Triplet acetylenes as synthetic equivalents of 1,2-bicarbenes: phantom n,pi state controls reactivity in triplet photocycloaddition.

Diaryl acetylenes, in which one of the aryl groups is either a pyridine or a pyrazine, undergo efficient triplet state photocycloaddition to 1,4-cyclohexadiene with formation of 1,5-diaryl substituted tetracyclo[3.3.0.0(2,8).0(4,6)]octanes (homoquadricyclanes). In the case of pyrazinyl acetylenes, the primary homoquadricyclane products undergo a secondary photochemical rearangement leading to diaryl substituted tricyclo[3.2.1.0(4,6)]oct-2-enes. Mechanistic and photophysical studies suggest that photocycloaddition proceeds through an electrophilic triplet excited state whereas the subsequent rearrangement to the tricyclooctenes proceeds through a singlet excited state.
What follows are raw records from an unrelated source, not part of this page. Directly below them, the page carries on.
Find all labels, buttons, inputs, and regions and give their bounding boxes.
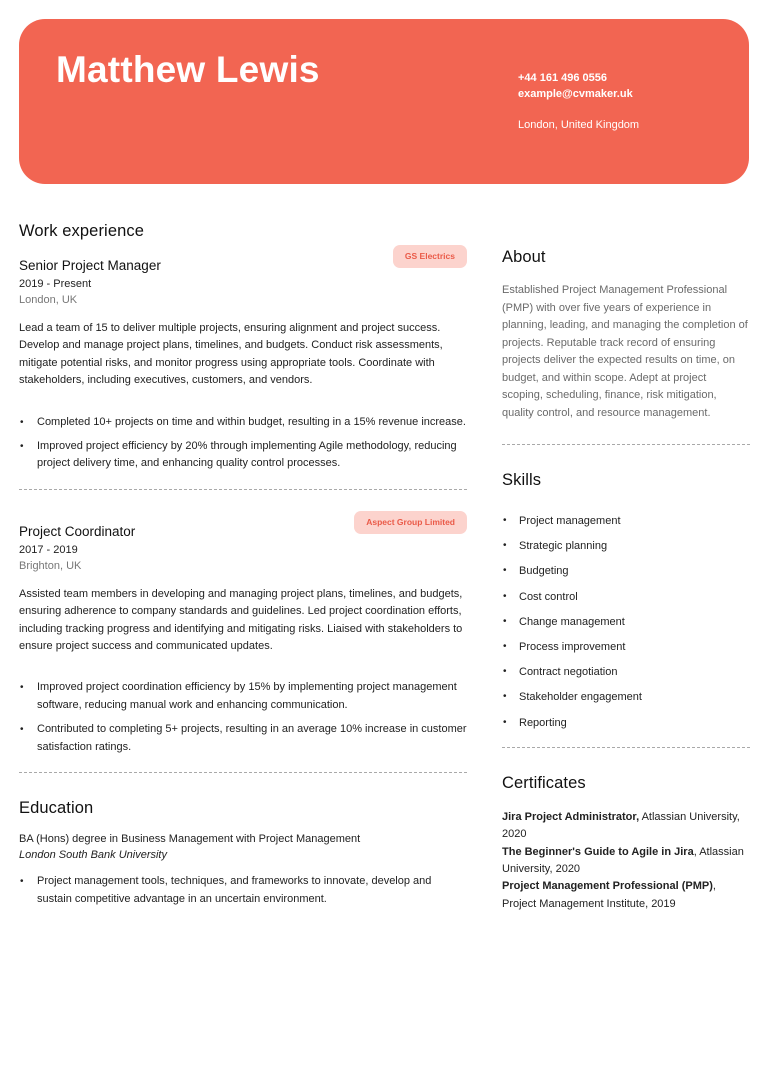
home-location: London, United Kingdom bbox=[518, 119, 640, 131]
job-location: Brighton, UK bbox=[19, 559, 82, 572]
skill-item: • Strategic planning bbox=[502, 539, 750, 564]
work-experience-heading: Work experience bbox=[19, 222, 145, 240]
certificate-issuer: , Project Management Institute, 2019 bbox=[502, 880, 716, 910]
resume-header bbox=[19, 19, 749, 184]
job-entry bbox=[19, 516, 467, 756]
skill-item: • Project management bbox=[502, 514, 750, 539]
job-dates: 2017 - 2019 bbox=[19, 543, 78, 556]
certificate-name: Jira Project Administrator, bbox=[502, 810, 640, 823]
job-title: Project Coordinator bbox=[19, 523, 136, 539]
skill-item: • Change management bbox=[502, 615, 750, 640]
skills-heading: Skills bbox=[502, 471, 542, 489]
email-address[interactable]: example@cvmaker.uk bbox=[518, 88, 633, 100]
certificate-item bbox=[502, 844, 750, 879]
right-column bbox=[502, 248, 750, 913]
job-location: London, UK bbox=[19, 294, 78, 306]
candidate-name: Matthew Lewis bbox=[56, 49, 320, 90]
certificates-heading: Certificates bbox=[502, 773, 586, 792]
phone-number[interactable]: +44 161 496 0556 bbox=[518, 72, 608, 84]
job-title: Senior Project Manager bbox=[19, 258, 161, 273]
certificate-item bbox=[502, 878, 750, 913]
company-badge: Aspect Group Limited bbox=[354, 511, 467, 534]
section-divider bbox=[502, 444, 750, 445]
achievement-item: • Contributed to completing 5+ projects, resulting in an average 10% increase in customer satisfaction ratings. bbox=[19, 721, 467, 756]
job-entry bbox=[19, 251, 467, 473]
education-heading: Education bbox=[19, 799, 94, 818]
education-list bbox=[19, 873, 467, 908]
left-column bbox=[19, 222, 467, 915]
education-school: London South Bank University bbox=[19, 849, 167, 862]
skill-item: • Stakeholder engagement bbox=[502, 690, 750, 715]
achievement-list bbox=[19, 679, 467, 756]
certificate-issuer: , Atlassian University, 2020 bbox=[502, 845, 744, 875]
education-degree: BA (Hons) degree in Business Management with Project Management bbox=[19, 833, 361, 846]
job-description: Lead a team of 15 to deliver multiple projects, ensuring alignment and project success. Develop and manage project plans, timelines, and budgets. Conduct risk assessments, mitigate potential risks, and monitor progress using appropriate tools. Coordinate with stakeholders, including executives, customers, and vendors. bbox=[19, 322, 443, 387]
job-dates: 2019 - Present bbox=[19, 278, 92, 290]
section-divider bbox=[19, 489, 467, 490]
achievement-item: • Improved project coordination efficiency by 15% by implementing project management software, reducing manual work and enhancing communication. bbox=[19, 679, 467, 714]
section-divider bbox=[19, 772, 467, 773]
achievement-item: • Completed 10+ projects on time and within budget, resulting in a 15% revenue increase. bbox=[19, 414, 467, 431]
certificate-item bbox=[502, 809, 750, 844]
skill-item: • Contract negotiation bbox=[502, 665, 750, 690]
contact-block bbox=[518, 70, 639, 133]
skill-item: • Process improvement bbox=[502, 640, 750, 665]
achievement-list bbox=[19, 414, 467, 473]
skills-list bbox=[502, 514, 750, 741]
certificate-name: The Beginner's Guide to Agile in Jira bbox=[502, 845, 694, 858]
company-badge: GS Electrics bbox=[393, 245, 467, 268]
skill-item: • Cost control bbox=[502, 590, 750, 615]
certificate-name: Project Management Professional (PMP) bbox=[502, 880, 713, 893]
education-item: • Project management tools, techniques, and frameworks to innovate, develop and sustain competitive advantage in an uncertain environment. bbox=[19, 873, 467, 908]
achievement-item: • Improved project efficiency by 20% through implementing Agile methodology, reducing project delivery time, and enhancing quality control processes. bbox=[19, 438, 467, 473]
job-description: Assisted team members in developing and managing project plans, timelines, and budgets, ensuring adherence to company standards and guidelines. Led project coordination efforts, including tracking progress and identifying and mitigating risks. Liaised with stakeholders to ensure project success and communicated updates. bbox=[19, 587, 463, 653]
skill-item: • Reporting bbox=[502, 716, 750, 741]
certificate-issuer: Atlassian University, 2020 bbox=[502, 810, 740, 841]
skill-item: • Budgeting bbox=[502, 564, 750, 589]
about-text: Established Project Management Professional (PMP) with over five years of experience in planning, leading, and managing the completion of projects. Reputable track record of ensuring projects deliver the expected results on time, on budget, and within scope. Adept at project scoping, scheduling, finance, risk mitigation, quality control, and resource management. bbox=[502, 284, 748, 419]
section-divider bbox=[502, 747, 750, 748]
about-heading: About bbox=[502, 248, 546, 266]
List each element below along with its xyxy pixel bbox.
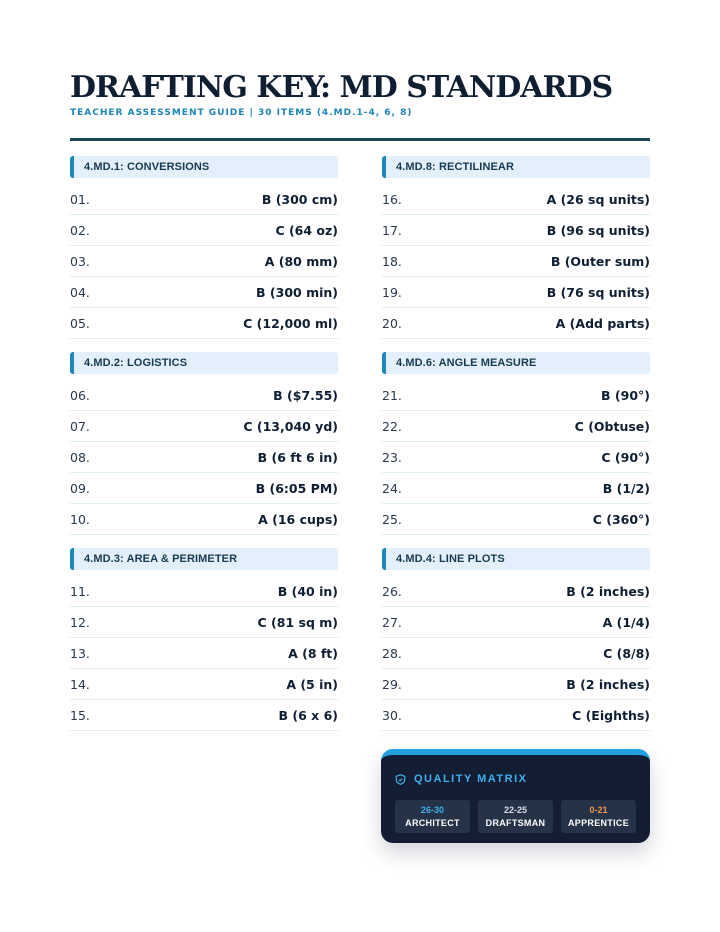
item-number: 01. [70, 191, 90, 207]
item-number: 02. [70, 222, 90, 238]
answer-row [382, 700, 650, 731]
answer-row [382, 380, 650, 411]
item-answer: A (26 sq units) [546, 191, 650, 207]
item-number: 19. [382, 284, 402, 300]
item-answer: B ($7.55) [273, 387, 338, 403]
answer-row [70, 277, 338, 308]
tier-label: DRAFTSMAN [485, 818, 546, 828]
item-number: 28. [382, 645, 402, 661]
item-number: 16. [382, 191, 402, 207]
item-number: 13. [70, 645, 90, 661]
standard-section [382, 156, 650, 339]
answer-row [70, 442, 338, 473]
item-number: 14. [70, 676, 90, 692]
answer-row [70, 638, 338, 669]
item-number: 10. [70, 511, 90, 527]
answer-row [70, 246, 338, 277]
answer-row [70, 504, 338, 535]
standard-section [382, 352, 650, 535]
answer-row [382, 504, 650, 535]
item-number: 29. [382, 676, 402, 692]
item-answer: C (90°) [601, 449, 650, 465]
item-answer: C (Obtuse) [574, 418, 650, 434]
section-heading: 4.MD.1: CONVERSIONS [70, 156, 338, 178]
answer-list [382, 380, 650, 535]
tier-label: APPRENTICE [567, 818, 629, 828]
item-number: 12. [70, 614, 90, 630]
item-answer: B (96 sq units) [546, 222, 650, 238]
answer-key-page [70, 70, 650, 744]
answer-row [70, 411, 338, 442]
item-number: 07. [70, 418, 90, 434]
item-number: 25. [382, 511, 402, 527]
item-number: 21. [382, 387, 402, 403]
item-answer: C (13,040 yd) [243, 418, 338, 434]
item-answer: B (6 ft 6 in) [257, 449, 338, 465]
item-answer: B (Outer sum) [550, 253, 650, 269]
page-title: DRAFTING KEY: MD STANDARDS [70, 70, 613, 105]
tier-range: 26-30 [420, 805, 445, 815]
section-heading: 4.MD.2: LOGISTICS [70, 352, 338, 374]
answer-row [382, 576, 650, 607]
item-number: 08. [70, 449, 90, 465]
page-subtitle: TEACHER ASSESSMENT GUIDE | 30 ITEMS (4.MD.1-4, 6, 8) [70, 108, 413, 118]
answer-list [382, 576, 650, 731]
answer-row [382, 184, 650, 215]
item-answer: C (81 sq m) [257, 614, 338, 630]
section-heading: 4.MD.6: ANGLE MEASURE [382, 352, 650, 374]
item-number: 15. [70, 707, 90, 723]
item-answer: B (300 min) [256, 284, 338, 300]
answer-row [70, 473, 338, 504]
item-number: 24. [382, 480, 402, 496]
answer-row [382, 669, 650, 700]
answer-row [382, 411, 650, 442]
item-number: 05. [70, 315, 90, 331]
item-number: 17. [382, 222, 402, 238]
item-answer: C (12,000 ml) [243, 315, 338, 331]
answer-list [70, 380, 338, 535]
item-number: 18. [382, 253, 402, 269]
item-answer: A (8 ft) [288, 645, 338, 661]
answer-row [70, 215, 338, 246]
tier-range: 22-25 [503, 805, 528, 815]
answer-row [70, 607, 338, 638]
item-number: 22. [382, 418, 402, 434]
standard-section [382, 548, 650, 731]
answer-row [70, 184, 338, 215]
header-divider [70, 138, 650, 141]
item-answer: A (1/4) [602, 614, 650, 630]
item-answer: B (6:05 PM) [255, 480, 338, 496]
item-answer: A (Add parts) [555, 315, 650, 331]
answer-row [382, 473, 650, 504]
answer-row [70, 576, 338, 607]
item-answer: B (6 x 6) [278, 707, 338, 723]
quality-matrix-header [395, 773, 527, 785]
tier-range: 0-21 [589, 805, 608, 815]
item-number: 23. [382, 449, 402, 465]
item-number: 30. [382, 707, 402, 723]
item-answer: B (76 sq units) [546, 284, 650, 300]
item-answer: A (16 cups) [258, 511, 338, 527]
quality-matrix-card [381, 749, 650, 843]
item-number: 20. [382, 315, 402, 331]
item-answer: B (90°) [601, 387, 650, 403]
quality-tiers [395, 800, 636, 833]
tier-apprentice [561, 800, 636, 833]
item-answer: C (8/8) [603, 645, 650, 661]
item-answer: C (64 oz) [275, 222, 338, 238]
tier-draftsman [478, 800, 553, 833]
item-answer: C (360°) [592, 511, 650, 527]
item-number: 06. [70, 387, 90, 403]
left-column [70, 156, 338, 744]
answer-row [70, 380, 338, 411]
item-number: 03. [70, 253, 90, 269]
item-number: 04. [70, 284, 90, 300]
item-answer: B (2 inches) [566, 583, 650, 599]
standard-section [70, 156, 338, 339]
answer-list [70, 576, 338, 731]
answer-columns [70, 156, 650, 744]
tier-architect [395, 800, 470, 833]
item-answer: B (300 cm) [261, 191, 338, 207]
item-number: 11. [70, 583, 90, 599]
standard-section [70, 352, 338, 535]
answer-row [70, 308, 338, 339]
item-answer: B (40 in) [277, 583, 338, 599]
shield-icon [395, 774, 406, 785]
answer-row [382, 246, 650, 277]
item-number: 27. [382, 614, 402, 630]
section-heading: 4.MD.8: RECTILINEAR [382, 156, 650, 178]
answer-row [382, 277, 650, 308]
quality-matrix-title: QUALITY MATRIX [414, 773, 528, 785]
answer-row [382, 442, 650, 473]
item-number: 26. [382, 583, 402, 599]
standard-section [70, 548, 338, 731]
answer-row [382, 607, 650, 638]
item-answer: C (Eighths) [572, 707, 650, 723]
answer-row [382, 215, 650, 246]
answer-row [70, 669, 338, 700]
answer-row [70, 700, 338, 731]
answer-row [382, 308, 650, 339]
item-answer: B (2 inches) [566, 676, 650, 692]
answer-row [382, 638, 650, 669]
section-heading: 4.MD.3: AREA & PERIMETER [70, 548, 338, 570]
item-answer: A (80 mm) [264, 253, 338, 269]
item-answer: B (1/2) [602, 480, 650, 496]
item-number: 09. [70, 480, 90, 496]
answer-list [70, 184, 338, 339]
item-answer: A (5 in) [286, 676, 338, 692]
answer-list [382, 184, 650, 339]
tier-label: ARCHITECT [405, 818, 460, 828]
section-heading: 4.MD.4: LINE PLOTS [382, 548, 650, 570]
right-column [382, 156, 650, 744]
Chemical and quantum yields for the cycloaddition, in general, correlate with the electron acceptor character of aryl substituents but are attenuated by photophysical factors, such as the competition between the conversion of acetylene singlet excited state into the reactive triplet excited states (intersystem crossing: ISC) and/or to the radical-anion (photoelectron transfer from the diene to the excited acetylene: PET). Dramatically enhanced ISC between pi-pi S(1) state and "phantom" n,pi triplet excited state is likely to be important in directing reactivity to the triplet pathway. The role of PET can be minimized by the judicious choice of reaction conditions (solvent, concentration, etc.). From a practical perspective, such reactions are interesting because "capping" of the triple bond with the polycyclic framework orients the terminal aryl (4-pyridyl, 4-tetrafluoropyridyl, phenyl, etc.) groups in an almost perfect 60 degrees angle and renders such molecules promising supramolecular building blocks, especially in the design of metal coordination polymers.